Meno diplomatico Franco Baccani, coordinatore del tavolo sulla tutela del made in Italy di Confindustria regionale e membro del tavolo nazionale della lotta alla contraffazione. «Chi spiega adesso agli operai e ai titolari della Nuova Lam cosa è successo? Che sono serviti sette anni perché si dicesse che “il fatto non sussiste”? La legalità è importante, a trecento sessanta gradi, dalle imprese cinesi ai minimarket, ai costi che rappresenta per le aziende — attacca l’imprenditore del settore moda — Prima di bloccare un'azienda occorre pensarci bene, fare tutte le verifiche. Il vero problema è che con la scusa della “semplificazione” si sono scaricati dallo Stato ai privati tante responsabilità: la competenza su controlli, verifiche, la gestioni di questioni complesse; ad esempio chi appalta deve garantire sui subappalti, ma non dovrebbe farlo lo Stato? Il risultato è che ogni imprenditore ogni giorno va a letto e non sa se il giorno dopo si alza con un avviso di garanzia». Baccani sottolinea altre due criticità: «I costi in tempo e denaro sono per tutti, non solo per le grandi aziende o le multinazionali che possono pagarsi stuoli di avvocati, ma anche per piccole e medie imprese che sono il 95% del tessuto produttivo toscano. All’impossibilità di essere responsabili per tutto si aggiunge la perenne incertezza dei tempi amministrativi e autorizzativi».

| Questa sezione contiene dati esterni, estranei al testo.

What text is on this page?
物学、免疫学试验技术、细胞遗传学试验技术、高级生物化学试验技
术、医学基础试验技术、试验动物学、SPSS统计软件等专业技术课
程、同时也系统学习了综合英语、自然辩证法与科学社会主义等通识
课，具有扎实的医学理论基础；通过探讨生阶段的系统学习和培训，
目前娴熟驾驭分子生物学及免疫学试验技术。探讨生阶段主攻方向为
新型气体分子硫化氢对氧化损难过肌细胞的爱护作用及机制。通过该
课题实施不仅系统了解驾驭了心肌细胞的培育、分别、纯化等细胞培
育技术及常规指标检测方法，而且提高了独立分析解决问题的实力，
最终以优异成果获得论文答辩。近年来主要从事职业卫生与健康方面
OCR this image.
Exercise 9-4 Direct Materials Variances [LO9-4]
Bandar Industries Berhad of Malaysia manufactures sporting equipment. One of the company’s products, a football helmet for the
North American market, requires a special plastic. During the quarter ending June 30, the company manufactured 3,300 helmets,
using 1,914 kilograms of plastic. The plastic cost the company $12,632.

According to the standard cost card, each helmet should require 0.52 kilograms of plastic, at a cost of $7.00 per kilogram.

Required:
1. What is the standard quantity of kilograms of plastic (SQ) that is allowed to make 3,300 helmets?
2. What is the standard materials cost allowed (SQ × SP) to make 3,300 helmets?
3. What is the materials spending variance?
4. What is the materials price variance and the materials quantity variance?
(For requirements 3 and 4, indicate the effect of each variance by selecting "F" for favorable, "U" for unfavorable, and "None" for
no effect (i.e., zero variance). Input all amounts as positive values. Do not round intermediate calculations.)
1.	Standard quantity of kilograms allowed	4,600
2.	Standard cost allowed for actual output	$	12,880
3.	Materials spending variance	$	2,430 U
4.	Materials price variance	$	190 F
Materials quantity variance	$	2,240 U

Il settore edile è uno dei più colpiti, spiega Stefano Varia, di Ance, l’associazione dei costruttori di Confindustria Toscana Nord, «con problematiche sui rifiuti, l’ambiente, fiscali, normative, sui bandi pubblici, con una confusione normativa che dà ampio spazio alle interpretazioni e quindi toglie certezze, con il risultato che chiunque può presentare una denuncia e farti piombare in mezzo ad una vicenda giudiziaria». Nell’incertezza «sguazzano i delinquenti e restano impigliati gli onesti». «Ormai tutti i giorni chi ha un’azienda deve andare dall’avvocato — conclude Varia — Le norme confuse e la sovrapposizione di competenze rimangono, altro che semplificazione. E per parlare del caso Nuova lam, le competenze sui rifiuti sono tra le meno chiare, anche su chi deve autorizzare cosa».